Q: I got a letter for my license being suspended if I don’t pay for the incident. I have 20 days to respond I’m unsure what
I got a letter from the TEXAS DPS about wanting to suspend my license due to an accident for no insurance but I had insurance just did not activate on time. The insurance company wants to sue me but I’m 20 and didn’t work for months and they are asking for big numbers that I can’t afford and won’t cooperate. I can’t find a lawyer in houston that can help me with this. I would like any help
Your driver license can be suspended under the Texas Safety Responsibility Act if you meet the following criteria:
1. You were involved in an automobile crash;
2. The investigating officer lists contributing factors that indicate you were responsible;
3. You did not have automobile insurance at the time of the crash; and
4. The crash resulted in injury, death, and/or property damage of $1,000 or more.

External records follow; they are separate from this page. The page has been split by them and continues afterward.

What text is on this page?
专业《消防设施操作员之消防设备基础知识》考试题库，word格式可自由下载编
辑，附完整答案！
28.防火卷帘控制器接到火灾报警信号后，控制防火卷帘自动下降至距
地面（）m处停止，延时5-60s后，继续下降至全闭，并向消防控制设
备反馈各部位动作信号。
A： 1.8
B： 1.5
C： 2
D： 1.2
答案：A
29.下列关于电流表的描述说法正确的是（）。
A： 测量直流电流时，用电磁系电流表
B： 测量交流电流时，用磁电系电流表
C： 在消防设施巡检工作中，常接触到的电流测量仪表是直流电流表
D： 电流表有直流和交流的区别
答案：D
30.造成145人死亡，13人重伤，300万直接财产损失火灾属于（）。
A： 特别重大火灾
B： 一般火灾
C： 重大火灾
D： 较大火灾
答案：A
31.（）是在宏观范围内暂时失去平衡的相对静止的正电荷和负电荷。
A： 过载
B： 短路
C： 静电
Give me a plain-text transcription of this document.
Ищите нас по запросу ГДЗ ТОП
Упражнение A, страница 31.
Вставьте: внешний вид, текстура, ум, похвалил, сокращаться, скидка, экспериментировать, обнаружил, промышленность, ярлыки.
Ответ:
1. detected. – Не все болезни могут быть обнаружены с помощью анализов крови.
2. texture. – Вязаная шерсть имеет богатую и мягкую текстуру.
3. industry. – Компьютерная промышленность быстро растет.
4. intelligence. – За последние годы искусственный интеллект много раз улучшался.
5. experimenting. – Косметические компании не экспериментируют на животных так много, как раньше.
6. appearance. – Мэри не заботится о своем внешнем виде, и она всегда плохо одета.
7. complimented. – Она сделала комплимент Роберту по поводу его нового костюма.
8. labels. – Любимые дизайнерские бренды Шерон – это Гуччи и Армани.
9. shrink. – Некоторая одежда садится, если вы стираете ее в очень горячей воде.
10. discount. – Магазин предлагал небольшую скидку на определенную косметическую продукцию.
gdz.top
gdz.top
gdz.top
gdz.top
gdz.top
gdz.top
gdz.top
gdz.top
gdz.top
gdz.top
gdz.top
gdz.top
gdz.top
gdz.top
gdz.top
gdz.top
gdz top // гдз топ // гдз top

To reinstate your license after a judgement suspension, you must pay the required $100 Reinstatement fee, any other outstanding fees and submit one of the following documents to the Department:
1. Evidence of liability insurance at the time of the crash,
2. A Notarized Release (SR-11) from liability of judgment,
3. A properly executed Installment Agreement (SR-19) (if the Department receives notice that you have defaulted on the installment agreement then your driver license is subject to suspension), or
4. Deposit of a cashier's check or money order, and submission of a Financial Responsibility Insurance Certificate (SR-22) as proof of liability insurance, and a SR-22a which certifies the policy is pre-paid for a period of at least six-months.
Your statement that you had liability insurance at the time of the crash but it was not "activated" is non-sensical. Whoever is telling you that the policy has to be "activated" is incorrect.
Either you had liability insurance at the time of the crash or you did not. Your liability insurance policy and insurance card state the dates covered by the policy usually as the "policy period" on the policy declarations or "dates of coverage." If your crash happened during that time period, it is covered by your liability insurance; there is no "activation" required.
You should submit a copy of your entire liability insurance policy including the declarations and your insurance card to Texas DPS to prove that you actually did have insurance coverage on the date of the crash.
A: If you received a letter from the Texas Department of Public Safety (DPS) threatening to suspend your license due to an accident without insurance, it's important to take the situation seriously and respond within the given timeframe of 20 days. Even if you had insurance that wasn't activated on time, driving without insurance is typically a violation of the law. The insurance company may have the right to sue you for damages incurred in the accident. If you're unable to afford the amount being sought and are having trouble finding a lawyer in Houston, consider reaching out to local legal aid organizations or bar associations for assistance. Review the letter from the Texas DPS carefully and contact them directly to address any concerns or questions you may have.